Martyr
- Born: unknown Patara, Lycia (modern-day Gelemiş, Kaş, Antalya, Turkey)
- Died: 9 April 306 Alexandria, Egypt
- Venerated in: Roman Catholic Church Eastern Orthodox Church
- Feast: 9 April (Western calendar) 2 April (Eastern calendar)
- Attributes: Drowned with his brother Amphian

= Aedesius of Alexandria =

Christian saint and martyr; brother of St. Aphian

Saint Aedesius of Alexandria (Greek: Αιδέσιος; died 306) was an early Christian martyred under Galerius Maximianus. He was the brother of Saint Amphian. According to the martyrology, he publicly rebuked a judge who had been forcing Christian virgins to work in brothels in order to break them of their faith, so he was tortured and drowned.

==Life and martyrdom==
===Western tradition===

At Alexandria, in the time of Emperor Maximian Galerius, the martyr St. Aedesius, brother of the blessed Apphian. Because he publicly reproved the wicked judge who delivered to coruptors virgins consecrated to God, he was arrested by the soldiers, exposed to the most severe torments, and thrown into the sea for the sake of Christ our Lord.
— The Roman Martyrology

The historian Eusebius of Caesarea elaborates Aedesius' story: like his brother, he was a philosopher that converted to Christianity. Perhaps because of his standing among the educated, he seems to have thought little of professing his faith before magistrates, for which he was imprisoned several times and was sentenced to work in the mines of Palestine. He sought solitude in Egypt after his release, but found the persecution there was harsher under Hierocles. Aedesius was offended by the enslavement of consecrated virgins (who were forced to work in brothels), and so presented himself before the governor, whereupon he was seized by soldiers, tortured, and drowned.
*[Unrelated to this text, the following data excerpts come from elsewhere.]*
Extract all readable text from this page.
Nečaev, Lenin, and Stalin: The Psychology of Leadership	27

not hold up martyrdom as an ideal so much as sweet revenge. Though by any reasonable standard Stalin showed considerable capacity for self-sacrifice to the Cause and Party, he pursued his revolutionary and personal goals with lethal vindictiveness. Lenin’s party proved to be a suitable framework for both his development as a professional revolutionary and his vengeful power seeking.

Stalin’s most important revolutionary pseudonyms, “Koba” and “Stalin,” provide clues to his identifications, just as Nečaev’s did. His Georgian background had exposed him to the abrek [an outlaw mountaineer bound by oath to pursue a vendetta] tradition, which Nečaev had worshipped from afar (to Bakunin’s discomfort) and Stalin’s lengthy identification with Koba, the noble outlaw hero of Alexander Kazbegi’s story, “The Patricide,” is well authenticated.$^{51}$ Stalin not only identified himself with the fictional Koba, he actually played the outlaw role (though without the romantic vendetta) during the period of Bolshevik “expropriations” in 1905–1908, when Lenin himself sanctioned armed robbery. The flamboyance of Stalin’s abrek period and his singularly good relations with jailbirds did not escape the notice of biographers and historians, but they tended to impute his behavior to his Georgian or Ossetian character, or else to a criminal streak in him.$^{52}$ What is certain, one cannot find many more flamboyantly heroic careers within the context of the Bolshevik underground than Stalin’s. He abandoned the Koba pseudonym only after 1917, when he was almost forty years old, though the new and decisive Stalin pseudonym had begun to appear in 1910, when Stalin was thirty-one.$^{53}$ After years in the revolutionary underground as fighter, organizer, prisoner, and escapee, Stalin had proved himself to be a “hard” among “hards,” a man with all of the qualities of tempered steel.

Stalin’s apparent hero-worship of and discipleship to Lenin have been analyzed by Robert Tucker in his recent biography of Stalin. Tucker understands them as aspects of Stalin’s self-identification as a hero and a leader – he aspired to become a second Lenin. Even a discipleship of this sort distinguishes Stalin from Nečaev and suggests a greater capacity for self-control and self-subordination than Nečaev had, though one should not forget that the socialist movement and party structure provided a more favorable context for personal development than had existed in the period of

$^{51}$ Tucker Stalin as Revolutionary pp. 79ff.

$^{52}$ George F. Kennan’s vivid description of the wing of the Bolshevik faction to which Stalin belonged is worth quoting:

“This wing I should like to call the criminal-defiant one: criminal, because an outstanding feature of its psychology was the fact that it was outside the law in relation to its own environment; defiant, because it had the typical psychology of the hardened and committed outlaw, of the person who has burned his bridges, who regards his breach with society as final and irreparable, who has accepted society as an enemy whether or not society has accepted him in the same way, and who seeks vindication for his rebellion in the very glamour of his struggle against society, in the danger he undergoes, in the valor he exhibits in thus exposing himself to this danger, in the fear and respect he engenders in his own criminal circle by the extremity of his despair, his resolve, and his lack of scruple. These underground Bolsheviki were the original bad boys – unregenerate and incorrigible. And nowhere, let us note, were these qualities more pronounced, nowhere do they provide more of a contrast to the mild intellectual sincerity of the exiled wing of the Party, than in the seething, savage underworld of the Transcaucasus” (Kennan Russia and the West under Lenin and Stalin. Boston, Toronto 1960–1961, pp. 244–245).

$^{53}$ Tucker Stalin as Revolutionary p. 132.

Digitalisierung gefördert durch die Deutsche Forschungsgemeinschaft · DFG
The saint's acta are preserved in a Chaldaic text. This story is probably confused, and perhaps conflated with that of the contemporary Neoplatonist philosopher, Aedesius.

===Eastern tradition===
The account of the Eastern Church says Aedesius and his brother were born in Patara of high-standing pagan parents. The brothers converted while studying in Beirut, secretly fleeing to Caesarea to be taught by Pamphilus of Caesarea. It is reported that Amphianus gave himself up to martyrdom, having "a twenty-year-old body but the understanding and greatness of soul of a centenarian." Having tried to stop the pagan governor of the area from sacrificing to idols, he was tortured; his legs were wrapped in cotton and burned, and they threw him into the sea with a stone around his neck. Aedesius was punished by being sent to a copper mine in Palestine, and then to Egypt. In Alexandria, he spoke out against Hierocles, who had been forcing Christian "nuns, virgins and pious women" to work alongside prostitutes in brothels. The account says Aedesius struck the prince, for which he was tortured and drowned in the sea like his brother.

==Veneration==
Aedesius' feast day is celebrated on 8 April in the Roman Catholic Church. In Eastern Orthodox Churches, his feast is 2 April.

In art, Aedesius is shown shipwrecked with his brother; the mention of a depiction that has his legs wrapped in oiled linen before he is burned to death is probably a reflection of the Eastern story of his brother's martyrdom.